The coral bean (Erythrina herbacea) is an attractive, showy shrub that holds almost year-round interest. In the spring, the coral bean is adorned with gorgeous ornamental, tubular flowers. In the summer and into the fall, the flowers turn into long pods with brilliant red seeds inside. These red seeds are highly toxic to humans and many animals if ingested. The foliage of the coral bean is heart-shaped and glossy dark green, and the trunk and branches are covered in small curved thorns. The tubular flowers are also highly attractive to hummingbirds who are drawn to the sweet nectar inside of them.
This shrub is easy-to-grow and requires little attention once established. Learn how to grow the coral bean and appreciate its beauty all year round.
|Botanical Name||Erythrina herbacea|
|Common Name||Coral bean, Cherokee bean|
|Plant Type||Perennial shrub|
|Mature Size||8-10' tall|
|Sun Exposure||Direct sun, part shade|
|Soil Type||Sandy, well-draining soil|
|Native Area||United States, Mexico|
How to Grow the Coral Bean
The coral bean is a low-maintenance flowering perennial shrub that grows in warm-season climates around the world but is native to Mexico and parts of the United States. Once established, the coral bean requires little maintenance. It makes a great addition to any garden bed or shrub border. The coral bean shrub is also salt-tolerant which makes it an excellent choice for gardeners living on coastal landscapes.
Seeds are poisonous to humans if ingested.
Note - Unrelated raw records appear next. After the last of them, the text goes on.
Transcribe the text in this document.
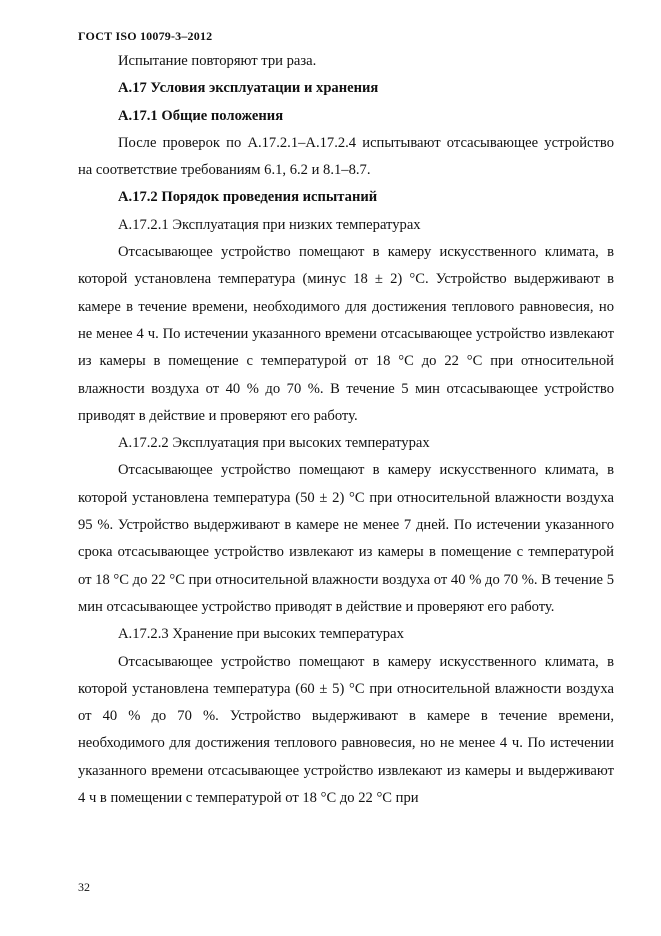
ГОСТ ISO 10079-3–2012

Испытание повторяют три раза.

А.17 Условия эксплуатации и хранения

А.17.1 Общие положения

После проверок по А.17.2.1–А.17.2.4 испытывают отсасывающее устройство на соответствие требованиям 6.1, 6.2 и 8.1–8.7.

А.17.2 Порядок проведения испытаний

А.17.2.1 Эксплуатация при низких температурах

Отсасывающее устройство помещают в камеру искусственного климата, в которой установлена температура (минус 18 ± 2) °С. Устройство выдерживают в камере в течение времени, необходимого для достижения теплового равновесия, но не менее 4 ч. По истечении указанного времени отсасывающее устройство извлекают из камеры в помещение с температурой от 18 °С до 22 °С при относительной влажности воздуха от 40 % до 70 %. В течение 5 мин отсасывающее устройство приводят в действие и проверяют его работу.

А.17.2.2 Эксплуатация при высоких температурах

Отсасывающее устройство помещают в камеру искусственного климата, в которой установлена температура (50 ± 2) °С при относительной влажности воздуха 95 %. Устройство выдерживают в камере не менее 7 дней. По истечении указанного срока отсасывающее устройство извлекают из камеры в помещение с температурой от 18 °С до 22 °С при относительной влажности воздуха от 40 % до 70 %. В течение 5 мин отсасывающее устройство приводят в действие и проверяют его работу.

А.17.2.3 Хранение при высоких температурах

Отсасывающее устройство помещают в камеру искусственного климата, в которой установлена температура (60 ± 5) °С при относительной влажности воздуха от 40 % до 70 %. Устройство выдерживают в камере в течение времени, необходимого для достижения теплового равновесия, но не менее 4 ч. По истечении указанного времени отсасывающее устройство извлекают из камеры и выдерживают 4 ч в помещении с температурой от 18 °С до 22 °С при

32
Take care around children.
The coral bean shrub blooms most profusely when grown in a full sun location. However, it can tolerate dappled sun as well as it naturally occurs along the edge of woodlands and forests.
The coral bean is adaptable to a wide range of soil types but appreciates sandy, acidic soil. Ensure that the potting medium is well-draining as the coral bean’s roots cannot tolerate sitting in water.
For the first growing season, water the coral bean once a week to help encourage growth. This shrub does not tolerate ‘wet feet’ and should never be left waterlogged. Once established, the coral bean is considered to be a drought-tolerant shrub and may only require supplemental watering during abnormally long dry periods.
Temperature and Humidity
To survive as a perennial, the coral bean requires warm temperatures and thrives in USDA zones 8-11. In regions that experience cold winters with freezing temperatures, the coral bean can be grown as an annual if desired.
Once established, the coral bean shrub does not require regular fertilizing. However, young plants benefit from fertilization in the spring to help boost growth. Use a balanced fertilizer, such as a 10-10-10. This shrub also benefits from annual mulching in the to help retain moisture and protect the sensitive root system from cold temperatures.
The coral bean does not require heavy pruning but appreciates light yearly maintenance and general upkeep. Do not prune during the first growing season. In the spring of the second growing season, prune any dead or cold-damaged growth and trim to shape where necessary.
Propagating Coral Bean
The coral bean shrub can be propagated via semi-hardwood cuttings, and division. Semi-hardwood cuttings can be taken in the late summer or early fall, once the stems are almost fully mature. The shrub can technically be propagated by division of the root ball at any time, but it is best to do so once the coral bean is well established with excess growth that can easily be separated. While the coral bean can be successfully propagated by both of these methods, it is usually most efficient to start with a nursery-grown plant or well-established shrub as propagation success rates are variable.
The seeds of the coral bean are highly toxic to people and many animals when ingested. Ensure that children and pets are kept away from coral bean shrubs.
Growing from Seed
Coral bean seeds can be purchased from a nursery or garden center or collected directly from the plant. The seeds can be collected in the late summer or early fall. Be sure to always wear protective gloves when handling coral bean seeds as the attractive red seeds are poisonous!
To help increase germination rates, coral bean seeds benefit from scarification. Plant seeds in the ground once the spring temperatures are consistently warm. If you are planting several shrubs together - ensure the seeds are spaced between three to five feet apart when sowing.